Еще с вечера «кутермившиеся» тучи утром оказались началом той мокропогодицы, которой так опасался наш опытный бригадир.
Мы наскоро позавтракали, загрузили долгушу багажом и дрофами и тронулись. Громоздкая и тяжелая поклажа на солонцовых участках дороги вынудила нас слезать с долгуши и идти пешком.
К полудню дождь усилился настолько, что вязкий солончак обратился в необыкновенно липкую белесую грязь, наматывавшуюся на колеса такой массою, что глубокий след от долгуши был похож на след от трактора. Выездившиеся спаровавшиеся наши кони, напрягая могучие крестцы, добросовестно выполняли нелегкую работу.
Закинув за плечи ружья, заряженные утиной дробью, мы с Иваном пошли вперед в надежде стрельнуть по серым куропаткам или по табункам садж, изредка стремительно проносившихся вблизи дороги.
О стрельбе дудаков не могло быть и речи. Но судьба как будто решила посмеяться над нами, испытать нашу твердость: совершенно неожиданно над дорогою мы заметили пару летящих дроф.
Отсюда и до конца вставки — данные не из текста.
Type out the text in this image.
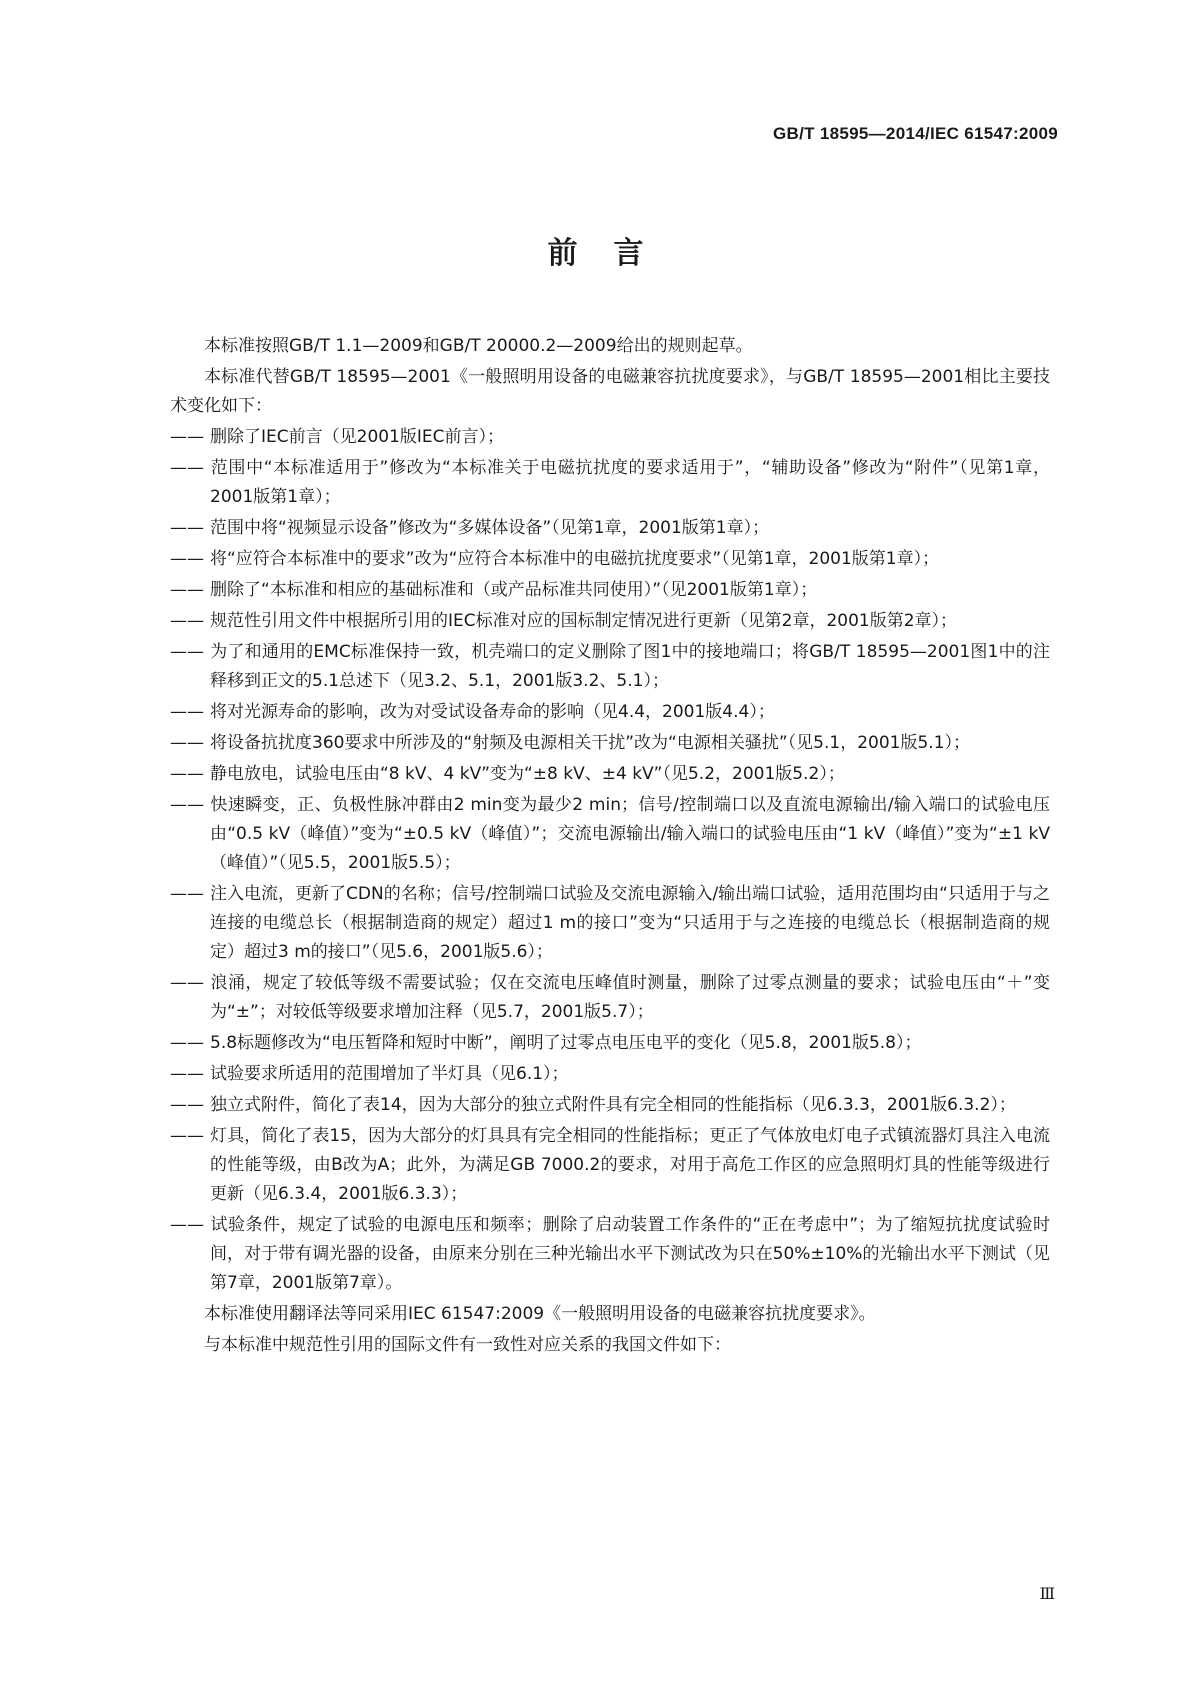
GB/T 18595—2014/IEC 61547:2009
前言

本标准按照GB/T 1.1—2009和GB/T 20000.2—2009给出的规则起草。

本标准代替GB/T 18595—2001《一般照明用设备的电磁兼容抗扰度要求》，与GB/T 18595—2001相比主要技术变化如下：

—— 删除了IEC前言（见2001版IEC前言）；

—— 范围中“本标准适用于”修改为“本标准关于电磁抗扰度的要求适用于”，“辅助设备”修改为“附件”（见第1章，2001版第1章）；

—— 范围中将“视频显示设备”修改为“多媒体设备”（见第1章，2001版第1章）；

—— 将“应符合本标准中的要求”改为“应符合本标准中的电磁抗扰度要求”（见第1章，2001版第1章）；

—— 删除了“本标准和相应的基础标准和（或产品标准共同使用）”（见2001版第1章）；

—— 规范性引用文件中根据所引用的IEC标准对应的国标制定情况进行更新（见第2章，2001版第2章）；

—— 为了和通用的EMC标准保持一致，机壳端口的定义删除了图1中的接地端口；将GB/T 18595—2001图1中的注释移到正文的5.1总述下（见3.2、5.1，2001版3.2、5.1）；

—— 将对光源寿命的影响，改为对受试设备寿命的影响（见4.4，2001版4.4）；

—— 将设备抗扰度360要求中所涉及的“射频及电源相关干扰”改为“电源相关骚扰”（见5.1，2001版5.1）；

—— 静电放电，试验电压由“8 kV、4 kV”变为“±8 kV、±4 kV”（见5.2，2001版5.2）；

—— 快速瞬变，正、负极性脉冲群由2 min变为最少2 min；信号/控制端口以及直流电源输出/输入端口的试验电压由“0.5 kV（峰值）”变为“±0.5 kV（峰值）”；交流电源输出/输入端口的试验电压由“1 kV（峰值）”变为“±1 kV（峰值）”（见5.5，2001版5.5）；

—— 注入电流，更新了CDN的名称；信号/控制端口试验及交流电源输入/输出端口试验，适用范围均由“只适用于与之连接的电缆总长（根据制造商的规定）超过1 m的接口”变为“只适用于与之连接的电缆总长（根据制造商的规定）超过3 m的接口”（见5.6，2001版5.6）；

—— 浪涌，规定了较低等级不需要试验；仅在交流电压峰值时测量，删除了过零点测量的要求；试验电压由“＋”变为“±”；对较低等级要求增加注释（见5.7，2001版5.7）；

—— 5.8标题修改为“电压暂降和短时中断”，阐明了过零点电压电平的变化（见5.8，2001版5.8）；

—— 试验要求所适用的范围增加了半灯具（见6.1）；

—— 独立式附件，简化了表14，因为大部分的独立式附件具有完全相同的性能指标（见6.3.3，2001版6.3.2）；

—— 灯具，简化了表15，因为大部分的灯具具有完全相同的性能指标；更正了气体放电灯电子式镇流器灯具注入电流的性能等级，由B改为A；此外，为满足GB 7000.2的要求，对用于高危工作区的应急照明灯具的性能等级进行更新（见6.3.4，2001版6.3.3）；

—— 试验条件，规定了试验的电源电压和频率；删除了启动装置工作条件的“正在考虑中”；为了缩短抗扰度试验时间，对于带有调光器的设备，由原来分别在三种光输出水平下测试改为只在50%±10%的光输出水平下测试（见第7章，2001版第7章）。

本标准使用翻译法等同采用IEC 61547:2009《一般照明用设备的电磁兼容抗扰度要求》。

与本标准中规范性引用的国际文件有一致性对应关系的我国文件如下：

Ⅲ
Мы инстинктивно присели и разом ударили по налетевшим искусительницам.
Дрофы даже не изменили полета.
— Ты в какую стрелял? — спросил я Ивана.
— В левую.
— И я в левую.
Переговариваясь, мы не переставали следить за улетавшими дудаками. Но вот один из них плавно опустился на зеленую отаву, рядом с ним опустился и второй дудак.